Steal This Idea: Brand thinking
The stock market is spiraling downwards. Large institutions are looking for handouts. Corporations are cutting head counts. Budgets are slashed to the bone. Time to huddle in the basement? Not if you want to thrive in the next economy.
If your strategy for surviving the recession is to hunker down and try harder, you don’t have a strategy. You have a bomb shelter. And a bomb shelter won’t save you from the fundamental changes shaking the business world—namely, unprecedented speed and overwhelming choice. When customers have nearly unlimited options and competitors play a perpetual game of leapfrog, the only real barrier to competition is brand strategy.
Brand strategy is really just a way of thinking about business. And since thinking is virtually free, it requires little in the way of special funding.
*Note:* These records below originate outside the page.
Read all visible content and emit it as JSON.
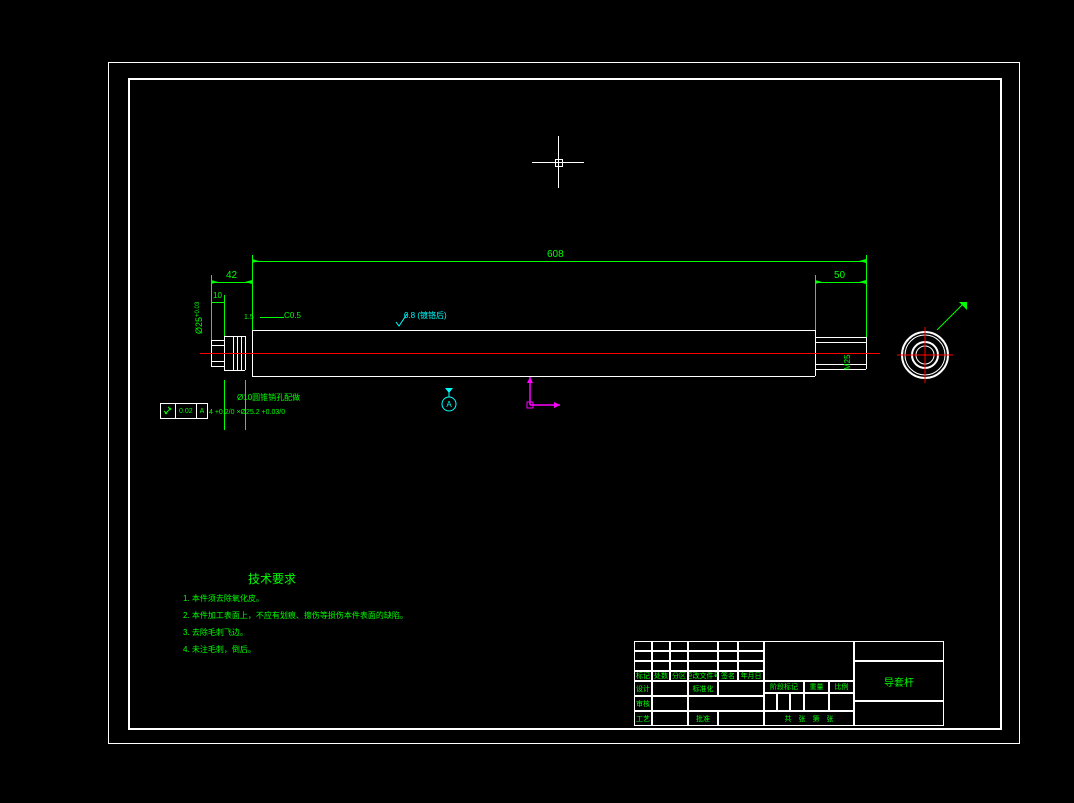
{
  "dimensions": {
    "total_length": "608",
    "left_section": "42",
    "right_section": "50",
    "left_small": "10",
    "chamfer": "C0.5",
    "diameter_main": "Ø25",
    "diameter_main_tol_u": "+0.03",
    "diameter_main_tol_l": "0",
    "thread_right": "M25",
    "pin_hole": "Ø10圆锥销孔配做",
    "groove": "4 +0.2/0 ×Ø25.2 +0.03/0",
    "groove_width": "1.5",
    "surface_note": "0.8 (镀铬后)",
    "runout": "0.02",
    "runout_ref": "A"
  },
  "datum": {
    "a_label": "A",
    "symbol": "⌖"
  },
  "tech_req_title": "技术要求",
  "tech_req": [
    "1. 本件须去除氧化皮。",
    "2. 本件加工表面上，不应有划痕、擦伤等损伤本件表面的缺陷。",
    "3. 去除毛刺飞边。",
    "4. 未注毛刺，倒后。"
  ],
  "title_block": {
    "part_name": "导套杆",
    "row1": [
      "标记",
      "处数",
      "分区",
      "更改文件号",
      "签名",
      "年月日"
    ],
    "row2": [
      "设计",
      "",
      "标准化",
      ""
    ],
    "row3": [
      "审核",
      ""
    ],
    "row4": [
      "工艺",
      "",
      "批准",
      ""
    ],
    "stage": "阶段标记",
    "weight": "重量",
    "scale": "比例",
    "sheet": "共　张　第　张"
  },
  "ucs": {
    "x": "",
    "y": ""
  }
}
Here are four questions to help you work through the recession, along with a simple chart to start the conversation among your team.
1. What makes you different?
The active ingredient in any brand is differentiation. If it’s not different, it’s not strategic. What can you do to increase your difference? How can you make your difference more meaningful and compelling?
2. How well are you focused?
Without focus, customers will have a hard time seeing your difference. What makes you the “only” in your category? Which of your offerings best support your difference? Which should be cut to make your focus stronger? What new offerings could be added as you pick up momentum?
3. What trend are you riding?
Tomorrow’s economy will create new trends. What wave are you riding? Is it a wave that’s still forming, or one that’s already crashed on the shore? Is it possible to ride more than one trend at a time? What new trends are barely visible yet inevitable?
4. Are you communicating clearly?
Good strategy paired with poor messaging is no better than poor strategy. What messages are your various constituents hearing from you? Do all your brand stories add up to one big story? Is your big story clear enough and bold enough to earn a place in their minds?
If you can respond to these four questions in a compelling manner, you’ll not only survive the recession, but be in a stronger market position when the dust settles. All it takes is the right kind of thinking.